30 Aprile 2024
Different

Donne e soldi: la resa dei conti

Insieme a tanti sto facendo i conti, credo. Più col passato recente che col passato remoto, con cui ho fatto pace ma a cui non faccio sconti. Gli abbagli lasciano gli occhi arrossati, qualche rammarico e cose di cui non posso perdere la cura. Le amicizie e gli amori restano forti a difesa di quanto di buono siamo stati, forse non a sufficienza. Più di così però è difficile. Dispiace ma è andata. Fin qui.
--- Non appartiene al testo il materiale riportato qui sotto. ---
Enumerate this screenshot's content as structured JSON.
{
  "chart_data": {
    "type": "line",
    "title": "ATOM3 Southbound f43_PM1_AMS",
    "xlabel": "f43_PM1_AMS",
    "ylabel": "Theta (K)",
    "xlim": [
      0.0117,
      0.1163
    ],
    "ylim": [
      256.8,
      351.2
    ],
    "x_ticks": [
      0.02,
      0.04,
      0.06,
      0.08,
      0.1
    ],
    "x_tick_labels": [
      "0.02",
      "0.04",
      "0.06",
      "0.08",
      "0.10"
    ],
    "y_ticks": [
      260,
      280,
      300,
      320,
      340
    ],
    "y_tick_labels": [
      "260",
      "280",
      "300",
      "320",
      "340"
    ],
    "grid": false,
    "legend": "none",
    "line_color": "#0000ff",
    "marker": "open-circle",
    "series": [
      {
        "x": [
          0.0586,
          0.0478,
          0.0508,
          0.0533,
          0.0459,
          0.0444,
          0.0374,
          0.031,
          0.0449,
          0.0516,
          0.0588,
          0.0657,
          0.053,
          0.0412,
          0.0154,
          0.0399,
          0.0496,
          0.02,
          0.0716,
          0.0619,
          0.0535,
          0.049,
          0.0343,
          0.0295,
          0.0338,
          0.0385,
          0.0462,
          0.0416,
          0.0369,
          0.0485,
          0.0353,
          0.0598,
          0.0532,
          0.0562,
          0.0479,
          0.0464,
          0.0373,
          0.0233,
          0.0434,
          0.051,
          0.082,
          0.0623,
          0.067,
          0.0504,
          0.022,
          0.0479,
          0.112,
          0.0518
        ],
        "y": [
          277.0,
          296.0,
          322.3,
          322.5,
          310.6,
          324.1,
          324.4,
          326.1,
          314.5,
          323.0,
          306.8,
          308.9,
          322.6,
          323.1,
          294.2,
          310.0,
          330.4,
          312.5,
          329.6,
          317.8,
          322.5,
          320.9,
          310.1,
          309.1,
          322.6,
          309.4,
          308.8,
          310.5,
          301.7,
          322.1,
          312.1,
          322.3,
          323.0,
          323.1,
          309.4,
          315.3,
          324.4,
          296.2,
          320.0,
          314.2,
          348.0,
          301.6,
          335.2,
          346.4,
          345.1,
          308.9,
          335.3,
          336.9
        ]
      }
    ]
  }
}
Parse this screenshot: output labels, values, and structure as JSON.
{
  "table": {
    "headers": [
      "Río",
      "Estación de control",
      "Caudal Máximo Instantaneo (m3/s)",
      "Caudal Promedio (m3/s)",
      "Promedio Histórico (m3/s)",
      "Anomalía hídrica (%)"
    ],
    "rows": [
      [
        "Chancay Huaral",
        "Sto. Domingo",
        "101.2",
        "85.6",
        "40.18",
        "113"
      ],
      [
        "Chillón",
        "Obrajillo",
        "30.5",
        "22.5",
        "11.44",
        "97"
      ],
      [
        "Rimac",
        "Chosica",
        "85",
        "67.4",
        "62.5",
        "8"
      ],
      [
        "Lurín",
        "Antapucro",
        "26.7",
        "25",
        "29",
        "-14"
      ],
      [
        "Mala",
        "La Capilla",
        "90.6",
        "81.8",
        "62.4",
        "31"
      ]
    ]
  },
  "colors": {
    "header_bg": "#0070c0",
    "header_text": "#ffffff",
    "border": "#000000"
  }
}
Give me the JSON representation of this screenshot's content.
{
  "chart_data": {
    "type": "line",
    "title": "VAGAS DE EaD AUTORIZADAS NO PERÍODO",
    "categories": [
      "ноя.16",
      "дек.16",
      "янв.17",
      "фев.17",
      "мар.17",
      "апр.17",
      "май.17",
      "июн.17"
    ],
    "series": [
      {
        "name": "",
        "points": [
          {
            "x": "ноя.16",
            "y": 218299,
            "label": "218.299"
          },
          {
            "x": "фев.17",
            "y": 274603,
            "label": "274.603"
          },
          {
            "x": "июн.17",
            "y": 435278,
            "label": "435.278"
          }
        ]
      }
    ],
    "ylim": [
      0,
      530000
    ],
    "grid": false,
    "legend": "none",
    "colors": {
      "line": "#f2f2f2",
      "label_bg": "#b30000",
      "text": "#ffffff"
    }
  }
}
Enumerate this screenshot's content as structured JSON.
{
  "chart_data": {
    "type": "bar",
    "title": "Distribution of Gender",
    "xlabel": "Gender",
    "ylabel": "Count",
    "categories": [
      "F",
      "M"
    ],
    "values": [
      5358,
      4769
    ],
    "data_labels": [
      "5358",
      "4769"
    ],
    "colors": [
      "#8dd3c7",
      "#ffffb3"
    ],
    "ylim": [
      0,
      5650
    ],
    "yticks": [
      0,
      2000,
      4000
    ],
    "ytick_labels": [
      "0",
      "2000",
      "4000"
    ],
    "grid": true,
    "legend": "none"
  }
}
Se fosse stata questione di donne?
C’è in giro chi lo dice, chi lo nega e chi lo sospetta. Se fosse stata questione di donne, di narici, di ormoni, di testosterone, di quella “fretta tutta fibbie, lacci e brividi. Un occhio alla lambretta”, beh se si fosse trattato di questo da parte mia nulla questio. Beati gli amanti, i tradimenti, le confessioni, la cadute in disgrazia, le fughe dai terrazzi, le bugie. Ma non mi pare siano state questioni di donne. In politica, a certi livelli, si approfitta di tutto ma il letto è tabù. Se viene in campo il letto sono guai enormi e per cavarne malamente le gambe dovresti chiamarti Bill Clinton. Avete visto passare un profilo di tal fatta dalle nostre parti? Non dico ieri, penso agli ultimi 30 anni. Non credo.
Si sono visti negli ultimi quindici farsi avanti donne e uomini nell’età in cui la questione avrebbe potuto porsi ma non risulta. L’ultima generazione che ha fatto propria la scena politica risulta abbottonata. Fedele con prole, con prole scoppiata, single, ma niente su cui i talk si sarebbero fatte le unghie. Tanti cari, cara, ma niente da nascondere. Ho creduto davvero che quella stagione politica fosse tale da bastare a se stessa, da affollare giornate frenetiche e lasciare al sonno scampoli di tempo. Le linguacce restano al palo.
Se fosse stata questione di soldi?
Avrebbe potuto essere questione di soldi. Il fuoco nemico ne ha approfittato: ha inventato il sospetto, ha perseguitato i sospettati, ha diffuso giudizi inappellabili, ha invaso il quotidiano con sistematicità. Al sospettato è bastato un attimo ed era colpevole. La diceria ha autorizzato formule bizzarre: “traffico d’influenze”. Basta il ruolo, basta la vicinanza, basta la parentela. Toni da tripudio sotto la forca. Interessi privati, privilegi, scambi d’inchino. Al bar ci inzuppano tutti il cornetto, il cappuccino è quello che beviamo noi, tutte le mattine.
Eppure non è questa la questione dei soldi. No, non è la ridda, è la vita. Quella che scorre tra le dita, che semina, che raccoglie. Tu vai, mieti insuccessi ma guadagni audience. Incassi. Passare la cruna dell’ago? Meglio se ti fai cammello.
Resta il fatto che la vita una volta lasciava che il mito sopravvivesse alle imprese del suo corpo di passaggio, ora si adatta, si accomoda, profitta. Non perde il timbro e nemmeno punti di ragione che restano prigionieri di contratti editoriali, di medio cabotaggio e di qualche rancore di troppo. I soldi anche quando guadagnati con ore di lavoro, se non ci sei abituato, se non ci hai convissuto da generazioni, non fanno bene. Sono comodi e rendono ciechi. Più che le masturbazioni di quell’età che non riusciamo ricordare.
Beati i ricchi. Quelli che già c’erano e quelli arrivati di recente. Non provo invidia, nemmeno rancore, figuriamoci recriminazione. Anch’io mi ritengo molto fortunato. Mi pare che l’oggi ottantenne Francesco Guccini abbia lasciato cantato: …” Siamo qualcosa che non resta, frasi vuote nella testa ed un cuore di simboli pieno”.
Credo comunque si renda necessario dare una mano a quel che non sappiamo ancora. Ci penso.